Em reunião ministerial realizada em maio do corrente ano, o Presidente Jair Bolsonaro afirmou ter um sistema particular de informações. A fala proferida pode ocasionar séria violação aos princípios da impessoalidade, probidade e da moralidade, podendo ocasionar crime de responsabilidade, que é passível de impeachment. Assim como antes já era questionada uma possível interferência na Polícia Federal, agora o Governo entra em mais um possível ferimento de princípios que regem a administração pública.
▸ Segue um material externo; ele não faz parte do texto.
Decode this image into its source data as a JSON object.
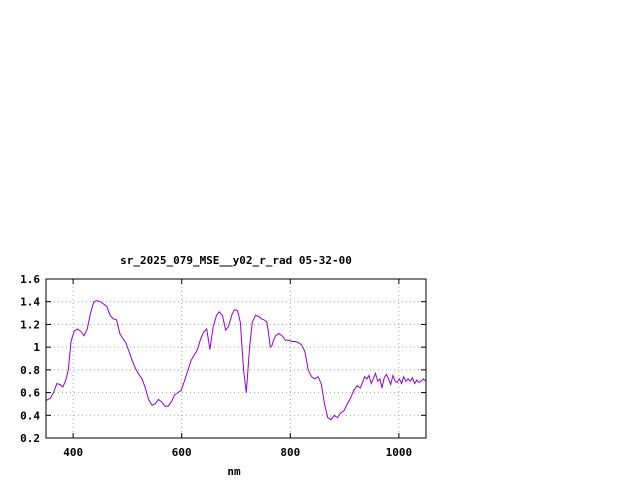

O Presidente afirma que o seu sistema particular é formado por amigos, porém, o que os dados mostram, é diferente. A partir de dados obtidos pelo Jornal O Globo, a ABIN recebeu mais de mil relatórios de inteligência, para repassar informações a Bolsonaro. Desse modo, é observado que a ABIN é comandada pelo delegado da Polícia Federal e amigo de Bolsonaro, Alexandre Ramagem, que foi motivo de um da Saída do Ex-Ministro da Justiça, Sergio Moro, que acusa o Presidente de tentar interferir na Polícia Federal. É necessária uma análise dos princípios da impessoalidade e da moralidade, que regem a administração pública e que podem ter sido feridos por Bolsonaro.

 

1 – O sistema particular dito por Bolsonaro na reunião

Em reunião ministerial realizada no dia 22 de abril do corrente ano, o Presidente afirmou ter um sistema particular de informações, que funciona, diferente do oficial [1]. As referidas falas foram proferidas da seguinte forma:

"Sistemas de informações: o meu funciona. [...] O meu particular funciona. Os ofi... que tem oficialmente, desinforma. E voltando ao ... ao tema: prefiro não ter informação do que ser desinformado por sistema de informações que eu tenho".

"Eu tenho as inteligências das Forças Armadas que não tenho informações. ABIN tem os seus problemas, tenho algumas informações. Só não tenho mais porque tá faltando, realmente, temos problemas, pô! Aparelhamento etc. Mas a gente num pode viver sem informação."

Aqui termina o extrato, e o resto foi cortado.